Wednesday, May 5, 2010

Thailand Canal Boats

So we brothers are exchanging these emails about the canal boats brother Bill saw in Thailand


and how some of them are powered by old automobile engines.



We speculate that might be where old car engines go to live out the remainder of their useful lives; puttering up and down canals. It occurs to me that a similar thing happens here in the States. Just because cars are done for in the U.S. doesn't mean they're totally done. Any drive south from here to The Valley passes caravans of ratty cars towing even rattier cars down to Mexico; cars purchased at auto auctions for practically nothing. Less expensive labor, and probably less stringent environmental regulations, translates to lots of life left in a car that we consider all used up. From Mexico, all you need are a few tow bars, a few drivers, a ride across the border, and you're in business.
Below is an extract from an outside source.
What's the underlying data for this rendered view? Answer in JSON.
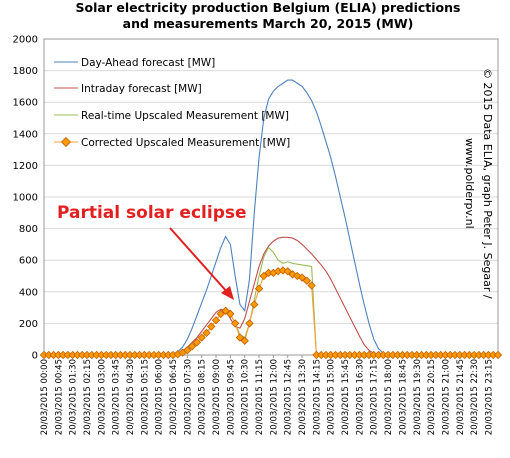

Seems like a good idea. This might not be the right political climate for encouraging Mexicans to come across the border to get our stuff, but it’s stuff we didn’t really want any more anyway, so why not? Come to think of it, that has to help our economy too. If there is an increased demand for junker cars, that increased demand will make the price of our junker cars go up, even if ever so slightly. We’ll make more money.
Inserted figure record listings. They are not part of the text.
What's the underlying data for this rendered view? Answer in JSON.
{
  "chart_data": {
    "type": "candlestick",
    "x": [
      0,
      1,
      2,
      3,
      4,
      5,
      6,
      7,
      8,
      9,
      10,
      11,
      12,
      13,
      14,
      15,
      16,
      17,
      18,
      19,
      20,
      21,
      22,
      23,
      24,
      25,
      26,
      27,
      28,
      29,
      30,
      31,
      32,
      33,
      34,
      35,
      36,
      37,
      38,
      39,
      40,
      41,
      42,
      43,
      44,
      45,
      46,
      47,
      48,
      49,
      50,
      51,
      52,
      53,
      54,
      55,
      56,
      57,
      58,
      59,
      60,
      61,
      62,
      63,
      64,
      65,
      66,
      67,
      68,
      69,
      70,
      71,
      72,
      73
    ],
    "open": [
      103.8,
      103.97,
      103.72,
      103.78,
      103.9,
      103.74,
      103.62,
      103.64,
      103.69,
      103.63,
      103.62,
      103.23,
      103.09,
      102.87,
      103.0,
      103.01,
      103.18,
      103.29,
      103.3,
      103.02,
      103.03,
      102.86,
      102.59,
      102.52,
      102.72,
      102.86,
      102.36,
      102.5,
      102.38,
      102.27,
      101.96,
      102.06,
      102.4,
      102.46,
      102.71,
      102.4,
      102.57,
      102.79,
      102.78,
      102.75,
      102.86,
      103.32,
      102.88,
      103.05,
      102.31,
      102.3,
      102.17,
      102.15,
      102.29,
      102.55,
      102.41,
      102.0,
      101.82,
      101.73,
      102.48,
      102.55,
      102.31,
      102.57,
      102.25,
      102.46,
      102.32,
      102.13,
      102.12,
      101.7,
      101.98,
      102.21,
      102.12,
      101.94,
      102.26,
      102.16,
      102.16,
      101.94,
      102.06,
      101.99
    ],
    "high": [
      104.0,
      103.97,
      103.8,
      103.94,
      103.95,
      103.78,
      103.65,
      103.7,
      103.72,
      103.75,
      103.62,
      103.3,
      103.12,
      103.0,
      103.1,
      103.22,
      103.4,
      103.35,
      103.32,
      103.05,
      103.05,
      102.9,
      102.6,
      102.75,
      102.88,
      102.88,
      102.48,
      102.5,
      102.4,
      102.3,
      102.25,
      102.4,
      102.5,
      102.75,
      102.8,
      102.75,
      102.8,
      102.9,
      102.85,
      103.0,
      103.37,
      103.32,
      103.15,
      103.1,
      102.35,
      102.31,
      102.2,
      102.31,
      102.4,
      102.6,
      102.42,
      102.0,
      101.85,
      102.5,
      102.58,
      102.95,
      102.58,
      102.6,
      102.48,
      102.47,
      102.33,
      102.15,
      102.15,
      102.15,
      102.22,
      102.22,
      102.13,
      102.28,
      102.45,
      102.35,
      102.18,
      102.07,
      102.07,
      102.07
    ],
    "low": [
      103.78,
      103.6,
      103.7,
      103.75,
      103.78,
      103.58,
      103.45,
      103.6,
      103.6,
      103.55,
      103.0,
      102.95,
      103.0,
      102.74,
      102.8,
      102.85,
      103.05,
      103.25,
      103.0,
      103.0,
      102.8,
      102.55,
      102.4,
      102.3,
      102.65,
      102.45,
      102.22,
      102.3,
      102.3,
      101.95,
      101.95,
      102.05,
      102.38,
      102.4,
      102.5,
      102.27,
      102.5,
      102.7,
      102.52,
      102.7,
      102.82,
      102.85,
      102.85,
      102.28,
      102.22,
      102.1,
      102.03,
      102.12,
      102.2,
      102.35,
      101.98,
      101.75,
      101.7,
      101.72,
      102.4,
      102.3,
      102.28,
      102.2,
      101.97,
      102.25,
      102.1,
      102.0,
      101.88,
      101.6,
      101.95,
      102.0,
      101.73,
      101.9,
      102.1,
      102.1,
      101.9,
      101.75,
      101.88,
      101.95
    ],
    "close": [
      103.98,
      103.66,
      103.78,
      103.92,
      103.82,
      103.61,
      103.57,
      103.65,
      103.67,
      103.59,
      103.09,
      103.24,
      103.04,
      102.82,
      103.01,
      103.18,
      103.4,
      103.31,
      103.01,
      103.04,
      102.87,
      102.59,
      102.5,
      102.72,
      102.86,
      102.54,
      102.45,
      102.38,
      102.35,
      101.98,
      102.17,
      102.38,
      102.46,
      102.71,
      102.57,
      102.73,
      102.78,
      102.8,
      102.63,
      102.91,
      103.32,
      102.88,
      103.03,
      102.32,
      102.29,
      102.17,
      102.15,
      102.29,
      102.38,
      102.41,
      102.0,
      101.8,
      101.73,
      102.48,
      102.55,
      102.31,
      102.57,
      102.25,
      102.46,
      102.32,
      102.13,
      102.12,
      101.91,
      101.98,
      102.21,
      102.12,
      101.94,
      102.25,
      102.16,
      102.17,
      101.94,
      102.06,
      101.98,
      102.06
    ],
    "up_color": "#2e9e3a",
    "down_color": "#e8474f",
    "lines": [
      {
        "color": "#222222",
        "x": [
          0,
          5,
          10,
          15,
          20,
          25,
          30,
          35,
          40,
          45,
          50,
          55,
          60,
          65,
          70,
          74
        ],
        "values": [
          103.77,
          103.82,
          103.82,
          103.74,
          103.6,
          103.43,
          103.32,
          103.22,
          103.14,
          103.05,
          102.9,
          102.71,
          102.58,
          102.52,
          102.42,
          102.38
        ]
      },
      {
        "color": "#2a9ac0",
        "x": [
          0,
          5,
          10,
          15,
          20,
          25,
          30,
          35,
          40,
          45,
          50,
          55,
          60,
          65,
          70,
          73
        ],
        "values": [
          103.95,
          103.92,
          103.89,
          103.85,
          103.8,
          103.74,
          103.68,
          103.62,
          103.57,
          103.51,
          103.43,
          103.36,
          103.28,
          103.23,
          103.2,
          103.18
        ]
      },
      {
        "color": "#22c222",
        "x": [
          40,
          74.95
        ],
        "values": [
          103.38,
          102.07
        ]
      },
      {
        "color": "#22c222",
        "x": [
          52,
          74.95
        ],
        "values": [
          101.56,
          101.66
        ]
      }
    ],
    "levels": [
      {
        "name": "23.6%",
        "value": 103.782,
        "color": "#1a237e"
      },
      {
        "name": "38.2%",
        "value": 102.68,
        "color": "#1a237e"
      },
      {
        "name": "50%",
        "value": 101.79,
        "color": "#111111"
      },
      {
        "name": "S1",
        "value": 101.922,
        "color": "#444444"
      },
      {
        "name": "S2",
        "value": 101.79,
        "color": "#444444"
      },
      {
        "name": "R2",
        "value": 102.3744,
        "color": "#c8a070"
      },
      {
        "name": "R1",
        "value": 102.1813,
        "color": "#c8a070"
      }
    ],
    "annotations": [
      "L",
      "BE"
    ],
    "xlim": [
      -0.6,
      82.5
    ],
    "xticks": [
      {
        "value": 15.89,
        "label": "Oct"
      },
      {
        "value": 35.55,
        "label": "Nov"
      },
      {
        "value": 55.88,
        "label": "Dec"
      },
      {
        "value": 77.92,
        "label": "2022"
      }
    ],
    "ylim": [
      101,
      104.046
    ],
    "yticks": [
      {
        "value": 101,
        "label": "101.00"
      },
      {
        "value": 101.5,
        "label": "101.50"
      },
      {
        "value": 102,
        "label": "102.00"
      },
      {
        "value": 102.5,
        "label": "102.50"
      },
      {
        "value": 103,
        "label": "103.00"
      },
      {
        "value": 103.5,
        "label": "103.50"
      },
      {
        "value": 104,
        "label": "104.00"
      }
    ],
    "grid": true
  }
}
Wait a minute. An increase in the price of junker cars might be bad for wrecking yards that buy them and part them out. That might be bad for our economy.


Yabbut, it has to be better for our environment to have those old cars carried down south and re-used there instead of clogging up our landfills.


But what about the steel we could have melted down? That makes steel a scarcer commodity and drives up the price. With less steel to recycle, we increase the demand for new steel which might be bad for the environment!


Wait! What was that??? Did a butterfly just flap its wings in China? Is someone throwing pebbles in the pond again?